Comorbidity, the co-occurrence of mental and physical disorders in the same person, is a well-established clinical and public health fact. The National Comorbidity Survey Replication for 2001–2003 indicated that more than 68% of persons with mental disorders reported having one or more general medical disorders, and 29% of those with medical disorders had a comorbid mental disorder (
1). Diabetes, cardiovascular disease, and pulmonary disease are the most common illnesses among persons with psychiatric disorders.
From a population perspective, individuals with mental disorders have a twofold to fourfold elevated risk of premature mortality. These deaths are due to “natural causes” (such as cardiovascular disease) rather than suicide. In a multistate study of mortality data from 1997 to 2000, public-sector patients were found to die 25 years earlier on average than the general population (
2).
Despite these facts, systems of care that treat individuals with serious mental illness are separate from general medical systems of care. From the mid-19th to the mid-20th century, psychiatric care took place in institutions, primarily state hospitals. Since the 1960s, most care has occurred in community settings, such as community mental health centers, day programs, nursing homes, and homeless shelters. These are separate mental health specialty programs; physical health care takes place elsewhere or not at all. Federal and state financing have reinforced two separate systems of care—one for mental health, one for physical health.
In this issue of the
Journal, Druss et al. (
3) report on a single-site randomized controlled trial of medical care management for individuals with serious mental illness treated in a community mental health center. This intervention consisted of registered nurses educating and coaching patients and assisting with visits to comprehensive primary care services. A usual care comparison group was given a list of primary care programs in the community and referred to these programs. Individuals who received medical care management had sustained improvements in their quality of life as a result of improved quality of medical care relative to the comparison group. The authors also compared the clinical as well as the financial sustainability of the intervention after 2 years. From the broad perspective of the health system, the intervention was cost-effective—that is, positive outcomes were complemented by decreased costs during the study period. From the perspective of the clinic itself (that is, the managers who must cope with budget realities and financial losses), it was not sustainable. After the 2-year project and the lapse of the grant, the program was abandoned.
The population studied was primarily African American and poor. There was 40% coverage by Medicaid, so nearly 60% were uninsured. This lack of insurance coverage was the primary reason for the lack of financial sustainability.
There are a number of models for integrating medical, mental health, and substance use services: models within a single organization that provides all services; a partnership model in which primary care staff are embedded in a community mental health organization, or the opposite, where mental health staff are embedded in a primary care setting; and the model described in the Druss et al. article, a facilitated referral model that coordinates referrals to primary care, shares information with primary care, and helps educate patients about their health needs.
It is no surprise that the facilitated referral model Druss et al. describe failed to sustain itself beyond the grant period despite evidence of its cost-effectiveness. The large numbers of uninsured patients receiving care in this community mental health center destroyed its prospects for sustainability. The primary goal of the Affordable Care Act passed and signed by President Obama in 2010 is to decrease the number of uninsured Americans. The expansion of Medicaid to 133% of the poverty level and the creation of health insurance exchanges for uninsured middle-class Americans with subsidies should accomplish that goal. Political opposition may undermine the funding of the Affordable Care Act and its ability to decrease the number of uninsured. Even if this opposition is overcome, increased numbers of insured is a necessary but not sufficient reform to increase opportunities for integrated mental and physical health care. Programs and concepts contained within the Affordable Care Act (such as the primary care medical home and the accountable care organization [ACO]) have the potential to bring together both mental health and physical health services. Medical homes and ACOs could focus on the seriously mentally ill as fee-for-service migrates to bundled payments. These entities have clearly developed objectives and quality goals with rewards for certain outcomes, and they could move the delivery system substantially toward integration of physical and mental health.
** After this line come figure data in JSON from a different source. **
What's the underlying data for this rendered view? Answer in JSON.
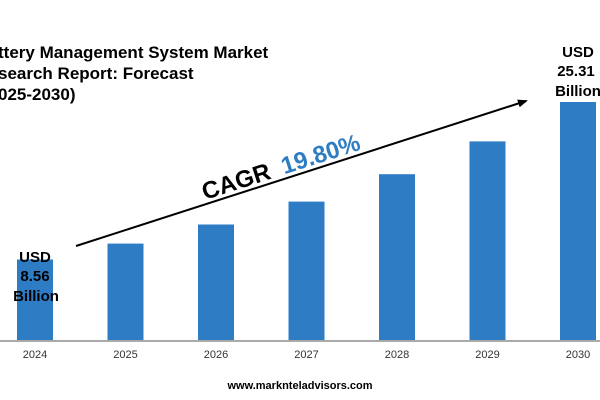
{
  "title_lines": [
    "ttery Management System Market",
    "search Report: Forecast",
    "025-2030)"
  ],
  "cagr": {
    "label": "CAGR",
    "value": "19.80%"
  },
  "start_label": [
    "USD",
    "8.56",
    "Billion"
  ],
  "end_label": [
    "USD",
    "25.31",
    "Billion"
  ],
  "website": "www.marknteladvisors.com",
  "colors": {
    "bar": "#2e7dc4",
    "cagr_value": "#2e7dc4",
    "text": "#000000",
    "axis": "#555555"
  },
  "chart_data": {
    "type": "bar",
    "categories": [
      "2024",
      "2025",
      "2026",
      "2027",
      "2028",
      "2029",
      "2030"
    ],
    "values": [
      8.56,
      10.25,
      12.28,
      14.72,
      17.63,
      21.12,
      25.31
    ],
    "title": "",
    "xlabel": "",
    "ylabel": "",
    "ylim": [
      0,
      30
    ],
    "grid": false,
    "legend": "none"
  }
}
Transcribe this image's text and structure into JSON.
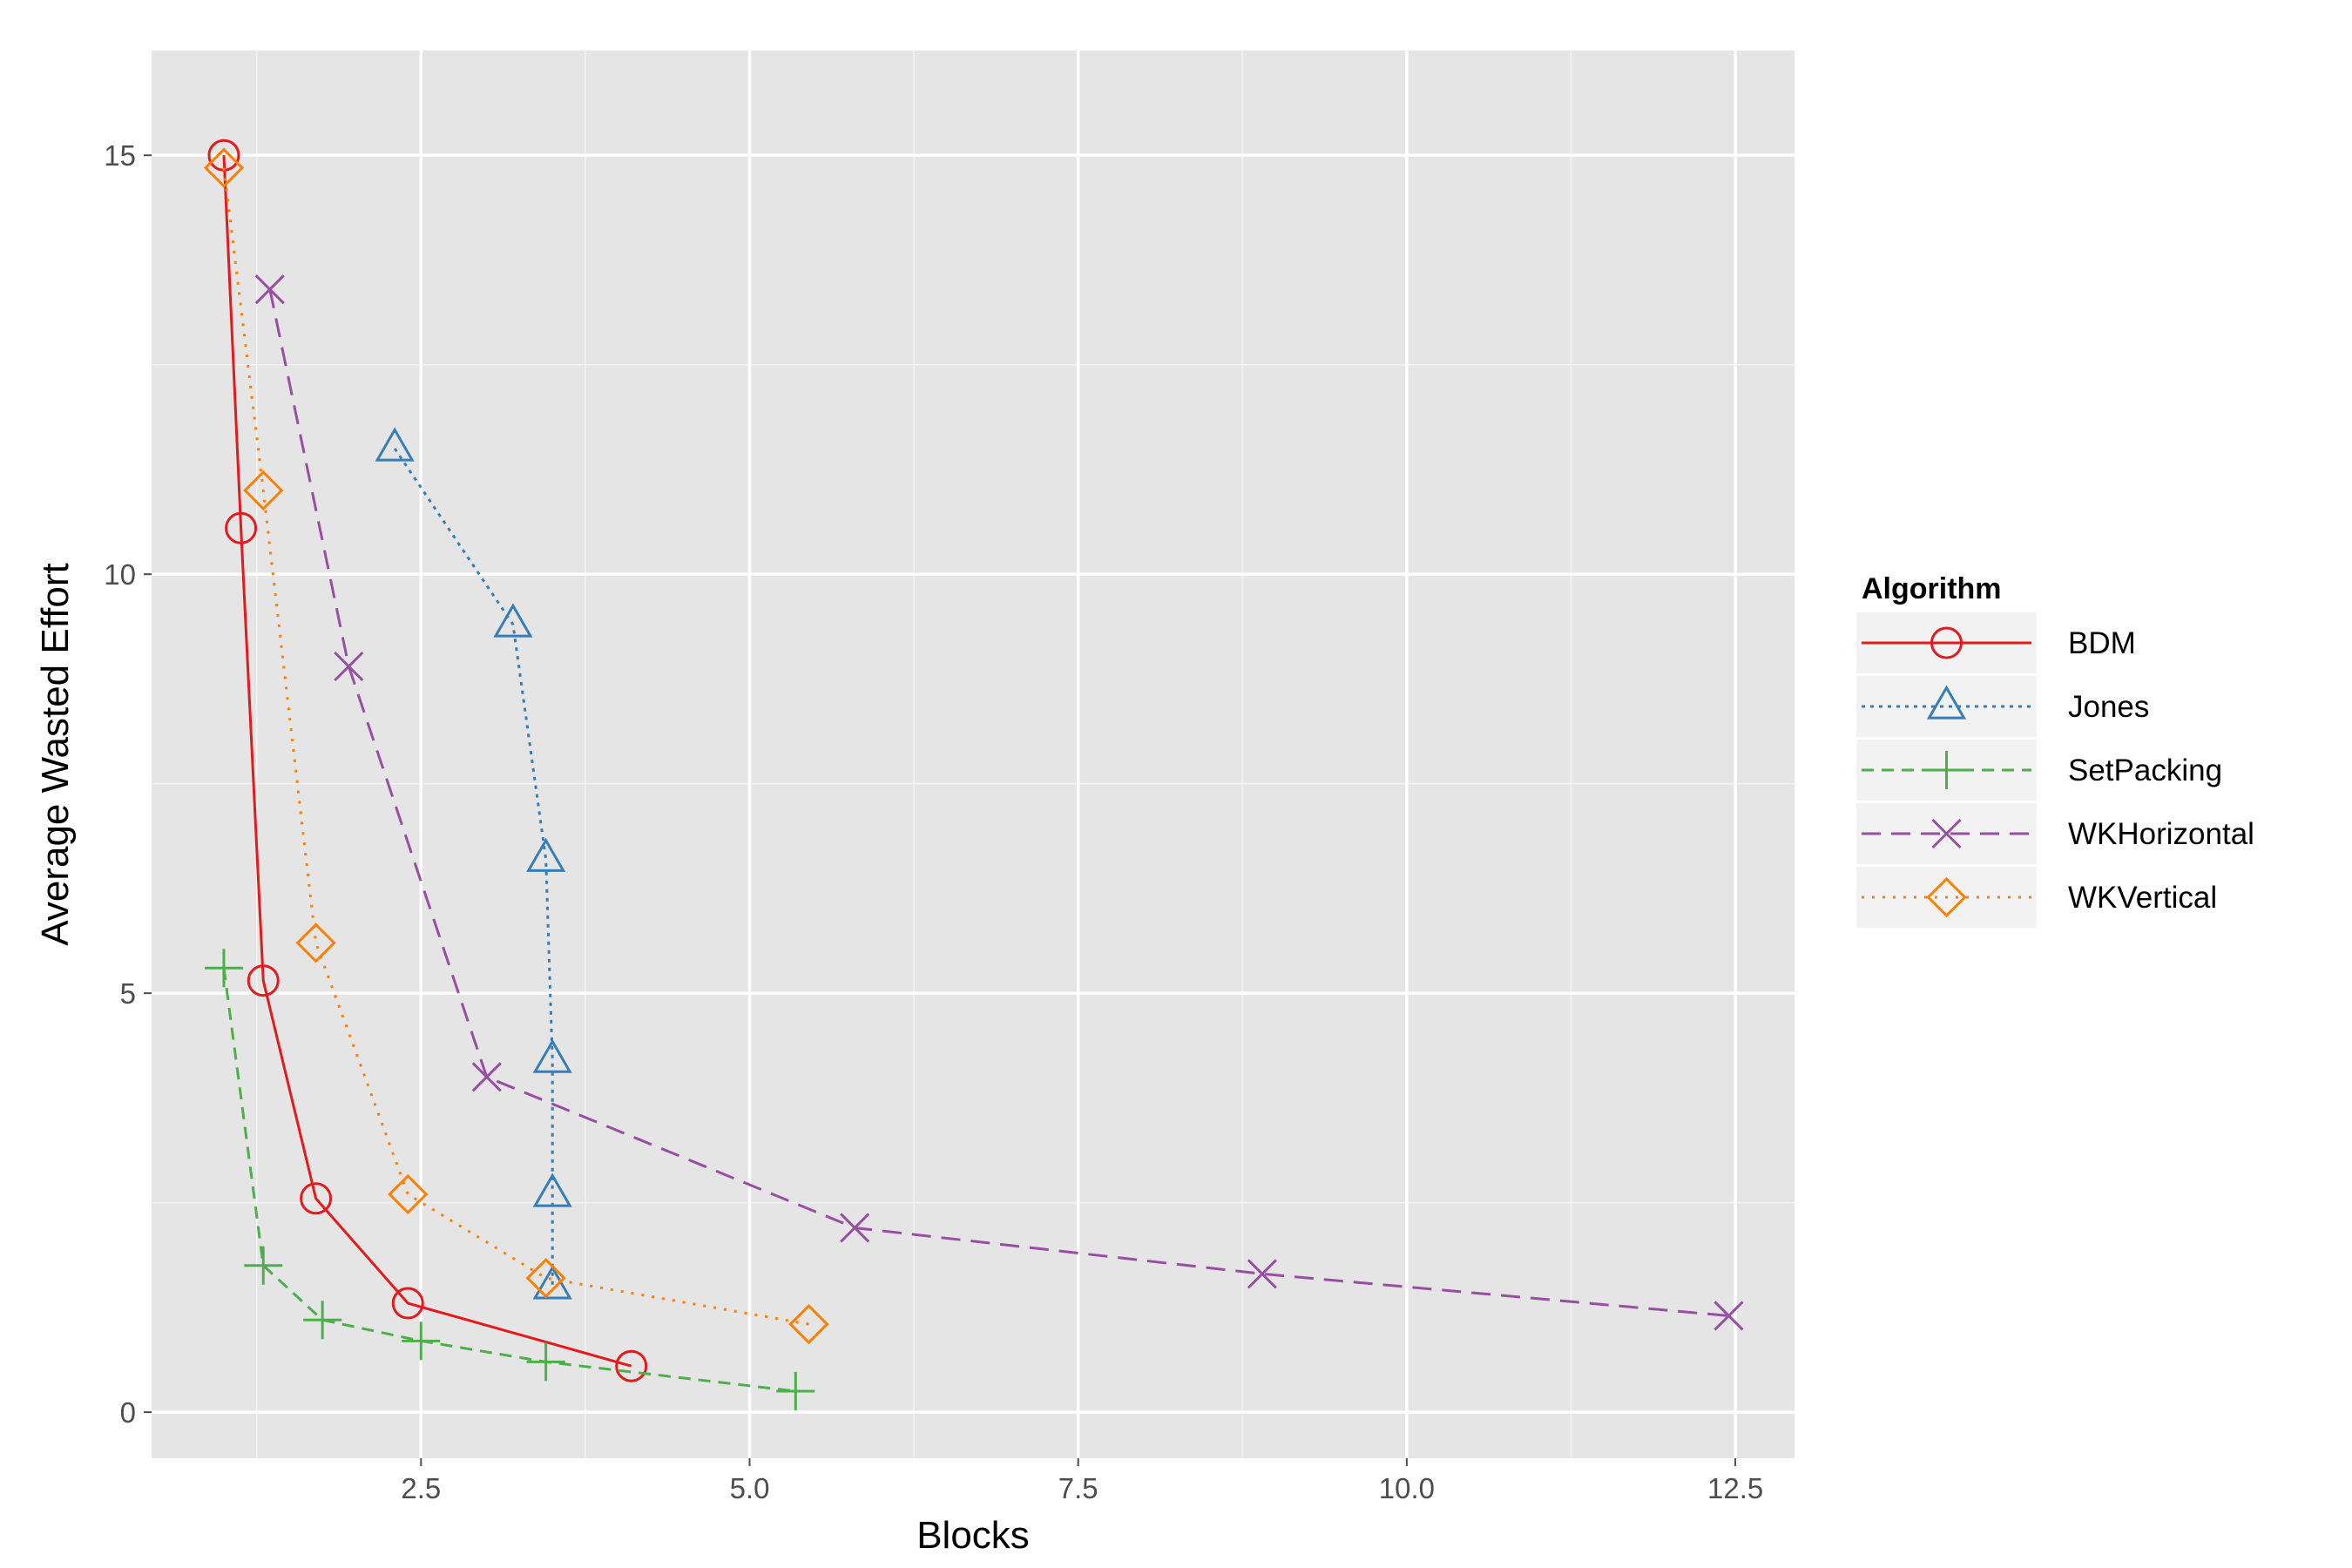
{
  "chart_data": {
    "type": "line",
    "xlabel": "Blocks",
    "ylabel": "Average Wasted Effort",
    "xlim": [
      0.45,
      12.95
    ],
    "ylim": [
      -0.55,
      16.25
    ],
    "x_ticks": [
      2.5,
      5.0,
      7.5,
      10.0,
      12.5
    ],
    "x_tick_labels": [
      "2.5",
      "5.0",
      "7.5",
      "10.0",
      "12.5"
    ],
    "y_ticks": [
      0,
      5,
      10,
      15
    ],
    "y_tick_labels": [
      "0",
      "5",
      "10",
      "15"
    ],
    "grid": true,
    "legend": {
      "title": "Algorithm",
      "placement": "right"
    },
    "series": [
      {
        "name": "BDM",
        "color": "#e41a1c",
        "dash": "solid",
        "marker": "circle",
        "x": [
          1.0,
          1.13,
          1.3,
          1.7,
          2.4,
          4.1
        ],
        "y": [
          15.0,
          10.55,
          5.15,
          2.55,
          1.3,
          0.55
        ]
      },
      {
        "name": "Jones",
        "color": "#377eb8",
        "dash": "dotted-fine",
        "marker": "triangle",
        "x": [
          2.3,
          3.2,
          3.45,
          3.5,
          3.5,
          3.5
        ],
        "y": [
          11.5,
          9.4,
          6.6,
          4.2,
          2.6,
          1.5
        ]
      },
      {
        "name": "SetPacking",
        "color": "#4daf4a",
        "dash": "dashed",
        "marker": "plus",
        "x": [
          1.0,
          1.3,
          1.75,
          2.5,
          3.45,
          5.35
        ],
        "y": [
          5.3,
          1.75,
          1.1,
          0.85,
          0.6,
          0.25
        ]
      },
      {
        "name": "WKHorizontal",
        "color": "#984ea3",
        "dash": "dashed-long",
        "marker": "x",
        "x": [
          1.35,
          1.95,
          3.0,
          5.8,
          8.9,
          12.45
        ],
        "y": [
          13.4,
          8.9,
          4.0,
          2.2,
          1.65,
          1.15
        ]
      },
      {
        "name": "WKVertical",
        "color": "#ff7f00",
        "dash": "dotted",
        "marker": "diamond",
        "x": [
          1.0,
          1.3,
          1.7,
          2.4,
          3.45,
          5.45
        ],
        "y": [
          14.85,
          11.0,
          5.6,
          2.6,
          1.6,
          1.05
        ]
      }
    ]
  }
}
Bringing primary health care services into the community mental health center and bringing mental health services into primary care are needed changes as part of health care system reform. But they are also hostage to the issue of whether there will be enough funds to implement these service delivery innovations.
Our science tells us that it makes it little sense to split the mind and the body. Serious mental disorders are brain (body and mind) disorders requiring multiple pharmacologic and nonpharmacologic interventions. We also know that compromised brain function leads to compromises in other parts of the body, and there is the added factor that psychopharmacology can create metabolic and cardiovascular risks. Health system reform can make a difference in the lives and lifespans of patients with serious mental illness by bringing together their psychiatric and general medical care. Access to such integrated care saves lives.